Queste trasformazioni (tra le tante indicate nel rapporto LSDI) hanno inevitabilmente delle conseguenze sul sistema pensionistico. I giornalisti sono una delle categorie in cui è più evidente e marcata quella contraddizione giovani/anziani che tanto li appassiona nei loro articoli (riservati ad altri settori). Mentre i trattamenti pensionistici erogati o da erogare nei prossimi anni hanno radici nelle retribuzioni della “Belle époque” del giornalismo, quelle degli attuali contribuenti si barcamenano all’interno di un mercato del lavoro sempre più destrutturato. Basti pensare che l’importo della pensione media dei giornalisti (di antico conio) è al terzo posto dopo quelli dei notai e dei professori universitari e che l’INPGI ha introdotto il calcolo contributivo (quello che dovrebbe agire retroattivamente per lo stramaledetto vitalizio dei parlamentari) limitatamente ai contributi maturati dal 1° gennaio 2017 in avanti (criterio del pro rata).

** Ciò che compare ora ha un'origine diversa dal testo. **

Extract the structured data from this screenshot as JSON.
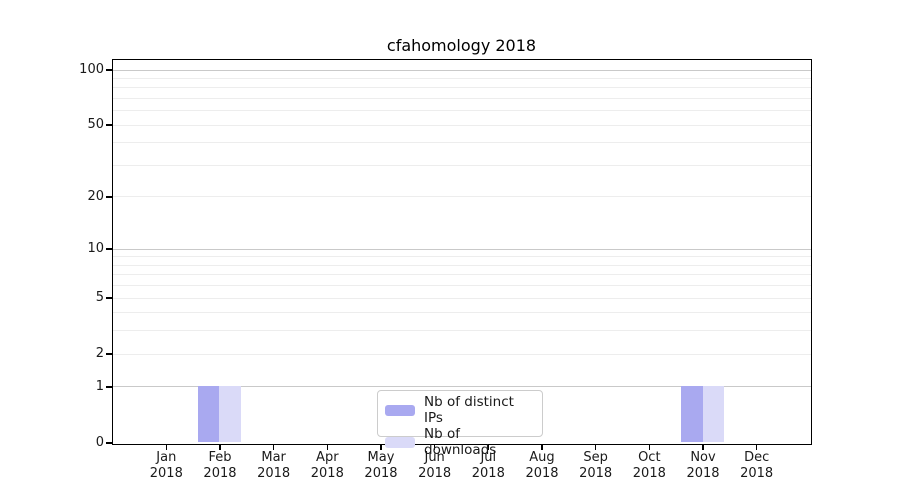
{
  "title": "cfahomology 2018",
  "chart_data": {
    "type": "bar",
    "title": "cfahomology 2018",
    "categories": [
      "Jan",
      "Feb",
      "Mar",
      "Apr",
      "May",
      "Jun",
      "Jul",
      "Aug",
      "Sep",
      "Oct",
      "Nov",
      "Dec"
    ],
    "category_year": "2018",
    "series": [
      {
        "name": "Nb of distinct IPs",
        "color": "#a9a9f0",
        "values": [
          0,
          1,
          0,
          0,
          0,
          0,
          0,
          0,
          0,
          0,
          1,
          0
        ]
      },
      {
        "name": "Nb of downloads",
        "color": "#dadaf8",
        "values": [
          0,
          1,
          0,
          0,
          0,
          0,
          0,
          0,
          0,
          0,
          1,
          0
        ]
      }
    ],
    "yscale": "symlog",
    "ylim": [
      0,
      100
    ],
    "y_ticks": [
      0,
      1,
      2,
      5,
      10,
      20,
      50,
      100
    ],
    "y_major_gridlines": [
      1,
      10,
      100
    ],
    "y_minor_gridlines": [
      2,
      3,
      4,
      5,
      6,
      7,
      8,
      9,
      20,
      30,
      40,
      50,
      60,
      70,
      80,
      90
    ],
    "grid": true,
    "legend_position": "bottom-center",
    "colors": {
      "axis": "#000000",
      "major_grid": "#c9c9c9",
      "minor_grid": "#ededed",
      "text": "#1a1a1a",
      "background": "#ffffff"
    }
  }
}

Ma il bello viene quando si mette a confronto la composizione delle fasce di reddito dei lavoratori attivi con quella delle pensioni vigenti. Per farla breve, nell’ambito del lavoro dipendente (abbiamo già ricordato il reddito modesto di quello “autonomo”) una quota di poco inferire al 50% dei rapporti di lavoro sta nella fascia fino a 30mila euro lordi annui, mentre quelle più alte continuano a crescere: un giornalista dipendente su quattro nel 2015 ha percepito un reddito superiore a 80mila euro; i redditi superiori a 130mila euro sono passati in 16 anni dal 2,8% al 6,1%. Naturalmente si tratta di professionisti non di primo pelo che hanno fatto meritatamente carriera. Sul versante delle pensioni dirette, l’importo medio è di 57mila euro lordi annui, pari al 94% della retribuzione media del giornalista dipendente. Le pensioni comprese tra 28mila e 49mila euro sono soltanto il 28%. La percentuale più elevata (il 42%) si colloca tra 70mila e 150mila euro.
L’INPGI – ricordiamolo – è una cassa privatizzata che ha autonomia normativa (salvo l’approvazione del Ministero del Lavoro). Quindi sono i giornalisti, attraverso meccanismi di rappresentanza, a definire le regole da applicare. Ma questa non è più o meno la stessa accusa che loro rivolgono ai parlamentari?